What’s left of the blue wave of 2014? Jules Pecnard’s Chronicles

The phrase was unearthed on May 25 by Annie Genevard in Le Journal du Dimanche. Bruno Retailleau had just been triumphantly elected as leader of the Republican Party. “This new dynamic should give us the ambition to be as widely present as possible (…) to once again see the blue wave in our region”, said the Minister of Agriculture, referring to the 2026 municipal elections. The new leader of the right took up this ambition over the summer. Then everything changed: Bruno Retailleau awkwardly left the government, Annie Genevard remained in office but lost her post as president of her party’s nominating committee.

The term still exists.
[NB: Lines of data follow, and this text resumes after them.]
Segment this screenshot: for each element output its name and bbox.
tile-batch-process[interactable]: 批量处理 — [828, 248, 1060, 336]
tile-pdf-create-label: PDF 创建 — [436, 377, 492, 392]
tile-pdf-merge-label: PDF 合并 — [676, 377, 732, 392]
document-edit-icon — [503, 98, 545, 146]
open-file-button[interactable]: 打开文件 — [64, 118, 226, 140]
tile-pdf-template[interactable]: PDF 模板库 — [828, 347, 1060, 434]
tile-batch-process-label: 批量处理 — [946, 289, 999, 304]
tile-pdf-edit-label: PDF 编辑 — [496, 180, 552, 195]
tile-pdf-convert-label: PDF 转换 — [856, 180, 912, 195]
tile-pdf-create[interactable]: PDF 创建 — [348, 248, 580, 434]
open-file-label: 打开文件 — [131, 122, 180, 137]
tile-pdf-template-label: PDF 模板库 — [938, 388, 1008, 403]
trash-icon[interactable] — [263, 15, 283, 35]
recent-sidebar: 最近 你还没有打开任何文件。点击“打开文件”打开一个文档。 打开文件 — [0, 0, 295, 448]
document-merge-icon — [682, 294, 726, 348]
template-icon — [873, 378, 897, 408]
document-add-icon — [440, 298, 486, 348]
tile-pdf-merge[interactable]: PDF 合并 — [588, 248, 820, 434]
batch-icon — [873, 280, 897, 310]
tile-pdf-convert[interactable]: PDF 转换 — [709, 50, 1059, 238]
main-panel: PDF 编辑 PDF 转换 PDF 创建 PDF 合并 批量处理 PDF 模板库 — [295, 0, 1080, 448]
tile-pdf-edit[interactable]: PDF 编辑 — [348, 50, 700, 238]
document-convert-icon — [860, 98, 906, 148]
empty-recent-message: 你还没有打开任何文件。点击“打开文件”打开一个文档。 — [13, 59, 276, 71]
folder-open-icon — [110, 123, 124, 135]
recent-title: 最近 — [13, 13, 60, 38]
It happened in 2014, the year when the UMP, the ancestor of the LR then led by Jean-François Copé, carried out raids passing through 433 to 572 cities with more than 10,000 inhabitants: Toulouse, Limoges, Angers, Reims, Tours, Saint-Étienne, etc. Less than two years after Nicolas Sarkozy’s defeat in the presidential election, the far right toppled the already weak Socialist Party at the start of François Hollande’s five-year term. The foundations of the left-wing government have been shaken and this election remains etched in the collective memory as a demonstration of strength.

In the current context, are Republicans and their centrist allies really capable of replicating that kind of performance? Isn’t this more of a burden than a reproducible model? The four leaders of the LR-UDI alliance had lunch together on Wednesday 12 November to discuss this: Bruno Retailleau, Hervé Marseille, his counterpart from the center, Gérard Larcher, president of the Senate, and Mathieu Darnaud, leader of the right wing in the upper house. All observers of the electoral map, all understand the fragmentation of the national political field and are aware of what will be seen in the eyes of France on March 22.